Talk scoop: On the roster of the biggest losers in this year's campaign, Colorado Republican Party chair Steve Curtis has to rank high. Even before the election results were counted, moderates were gunning for Curtis--so he got out while the getting was good. On Monday Curtis announced that he wouldn't be running for a second term as party chair. But then, he already has a second career--as a radio talk-show host.
Beginning November 16, Curtis will host "Mile High Midday," a three-hour weekday talk show on KNUS-AM/710. And all those pesky eccentricities that made him such a liability as a party leader suddenly look marketable. On talk radio, controversy is the fertilizer that keeps things going--and audiences growing. At least there's plenty of shit out there. In announcing the hire, KNUS noted that Curtis "even surprised Colorado Republicans last month by criticizing his own party's gubernatorial candidate, Bill Owens, for his 'moderate' stand against abortion." He "doesn't hold back or waffle on key social issues that are important to conservatives," adds KNUS general manager Carolyn Bernhardt.
She'd just better hope that Curtis doesn't lock her out of her own office, as he did to Republican Party loyalists.

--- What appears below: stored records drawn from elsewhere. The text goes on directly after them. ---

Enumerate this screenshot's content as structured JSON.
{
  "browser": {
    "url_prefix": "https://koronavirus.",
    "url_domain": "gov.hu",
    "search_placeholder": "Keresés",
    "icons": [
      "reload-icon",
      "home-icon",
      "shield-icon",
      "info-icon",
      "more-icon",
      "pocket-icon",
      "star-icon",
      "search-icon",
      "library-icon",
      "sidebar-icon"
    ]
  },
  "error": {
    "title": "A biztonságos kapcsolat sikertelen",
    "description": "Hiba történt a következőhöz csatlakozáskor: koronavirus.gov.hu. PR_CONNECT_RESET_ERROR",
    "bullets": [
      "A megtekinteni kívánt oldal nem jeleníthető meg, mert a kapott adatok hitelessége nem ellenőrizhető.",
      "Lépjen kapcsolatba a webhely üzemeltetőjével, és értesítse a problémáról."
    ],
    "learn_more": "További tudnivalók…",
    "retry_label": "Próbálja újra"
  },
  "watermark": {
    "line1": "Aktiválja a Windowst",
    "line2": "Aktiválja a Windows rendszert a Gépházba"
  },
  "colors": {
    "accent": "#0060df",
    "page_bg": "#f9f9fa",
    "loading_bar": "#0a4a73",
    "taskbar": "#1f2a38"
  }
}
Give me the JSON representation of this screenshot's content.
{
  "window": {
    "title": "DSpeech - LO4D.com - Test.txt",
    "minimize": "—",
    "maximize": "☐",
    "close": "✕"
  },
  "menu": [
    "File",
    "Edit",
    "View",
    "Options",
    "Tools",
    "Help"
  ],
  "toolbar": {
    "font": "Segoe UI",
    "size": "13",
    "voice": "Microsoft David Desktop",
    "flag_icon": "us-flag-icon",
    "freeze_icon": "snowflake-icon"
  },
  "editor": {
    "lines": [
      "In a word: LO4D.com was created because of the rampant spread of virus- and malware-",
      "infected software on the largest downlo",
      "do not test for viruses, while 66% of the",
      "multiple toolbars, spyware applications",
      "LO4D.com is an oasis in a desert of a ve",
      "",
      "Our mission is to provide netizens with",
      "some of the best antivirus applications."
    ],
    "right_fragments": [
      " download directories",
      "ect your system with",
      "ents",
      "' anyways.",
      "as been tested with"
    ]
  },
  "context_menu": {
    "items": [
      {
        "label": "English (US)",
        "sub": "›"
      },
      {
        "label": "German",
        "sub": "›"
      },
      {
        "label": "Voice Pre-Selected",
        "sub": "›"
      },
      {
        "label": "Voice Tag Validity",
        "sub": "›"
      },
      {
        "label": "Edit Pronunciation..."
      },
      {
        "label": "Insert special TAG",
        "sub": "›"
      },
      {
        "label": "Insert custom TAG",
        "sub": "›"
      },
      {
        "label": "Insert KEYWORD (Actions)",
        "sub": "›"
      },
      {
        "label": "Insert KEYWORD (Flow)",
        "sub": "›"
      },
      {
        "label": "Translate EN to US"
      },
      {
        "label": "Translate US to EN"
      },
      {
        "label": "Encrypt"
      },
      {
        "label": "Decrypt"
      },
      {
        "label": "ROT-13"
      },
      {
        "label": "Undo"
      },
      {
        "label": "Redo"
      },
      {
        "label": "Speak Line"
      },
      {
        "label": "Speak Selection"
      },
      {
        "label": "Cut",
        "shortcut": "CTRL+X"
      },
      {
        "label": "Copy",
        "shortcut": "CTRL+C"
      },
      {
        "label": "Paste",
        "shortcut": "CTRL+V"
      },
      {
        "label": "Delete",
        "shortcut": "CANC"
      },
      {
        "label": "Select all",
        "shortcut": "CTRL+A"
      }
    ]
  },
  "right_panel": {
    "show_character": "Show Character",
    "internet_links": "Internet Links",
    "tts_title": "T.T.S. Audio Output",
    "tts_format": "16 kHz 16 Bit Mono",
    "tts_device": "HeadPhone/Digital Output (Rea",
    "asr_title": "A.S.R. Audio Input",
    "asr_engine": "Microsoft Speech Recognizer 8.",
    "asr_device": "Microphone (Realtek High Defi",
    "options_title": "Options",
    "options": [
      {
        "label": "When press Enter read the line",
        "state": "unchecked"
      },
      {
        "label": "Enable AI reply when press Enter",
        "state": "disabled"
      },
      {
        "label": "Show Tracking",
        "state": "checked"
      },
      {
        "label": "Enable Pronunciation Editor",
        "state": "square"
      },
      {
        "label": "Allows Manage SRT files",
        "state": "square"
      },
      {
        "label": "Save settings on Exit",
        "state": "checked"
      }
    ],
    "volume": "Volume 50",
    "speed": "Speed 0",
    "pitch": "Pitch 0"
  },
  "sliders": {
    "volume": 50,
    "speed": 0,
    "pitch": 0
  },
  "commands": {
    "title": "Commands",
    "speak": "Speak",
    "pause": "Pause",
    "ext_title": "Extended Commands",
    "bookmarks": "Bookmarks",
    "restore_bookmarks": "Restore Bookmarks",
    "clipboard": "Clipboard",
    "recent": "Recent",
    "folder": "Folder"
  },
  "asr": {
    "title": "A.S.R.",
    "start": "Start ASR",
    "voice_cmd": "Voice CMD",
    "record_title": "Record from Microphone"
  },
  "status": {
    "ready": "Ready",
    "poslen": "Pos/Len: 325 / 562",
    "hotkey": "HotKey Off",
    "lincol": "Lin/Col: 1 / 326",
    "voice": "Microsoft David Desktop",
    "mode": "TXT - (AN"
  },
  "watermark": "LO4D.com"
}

If Curtis was this season's loser, Jon Caldara surely emerged as its biggest winner. Despite polls showing Referendum B winning handily, the tax-surplus measure went down in flames, torpedoed by Caldara's wing-and-a-prayer anti-B campaign. Caldara, who declined to run again for the RTD board, on Monday started a new, better-paying gig: president of the Independence Institute, that troublemaking Golden-based think tank previously headed by Tom Tancredo, now the congressman-elect from the 6th District, and John Andrews, who lost big to Roy Romer when he ran for governor back in 1990.
In addition to his new day job, Caldara will continue to moonlight--yep, on talk radio. He's got a regular Saturday-night slot on KOA-AM/85 and fills in whenever there are gaps in the schedule.
And there's a gaping hole these days, now that Keith Weinman has resigned from his job at KOA radio in the wake of his arrest last week for allegedly assaulting his wife. (Weinman also lost his job at Channel 4, where he'd been doing on-air morning business reports). The arrest followed several weeks of hush-hush discussions after Weinman's reported suicide attempt at his Longmont home on October 9.
This wasn't Weinman's first brush with the law. Last year, after he was charged with stalking his wife, he wound up taking a plea. At the time, though, both of his media employers gave him a pass that let him continue business as usual rather than deal with a clear problem.
The Denver Rocky Mountain News (soon to be renamed the "Denver Pavilions Rocky Mountain News," judging from the coverage given the second coming of retail to downtown) won the election-night battle of the presses, with a November 4 paper announcing that "Owens wins at wire" while the Post was still headlining a "neck-and-neck" race. But the News's efforts would have been more laudatory had the paper updated its Web site, which that Wednesday afternoon was still reporting an attorney-general race as "too close to call.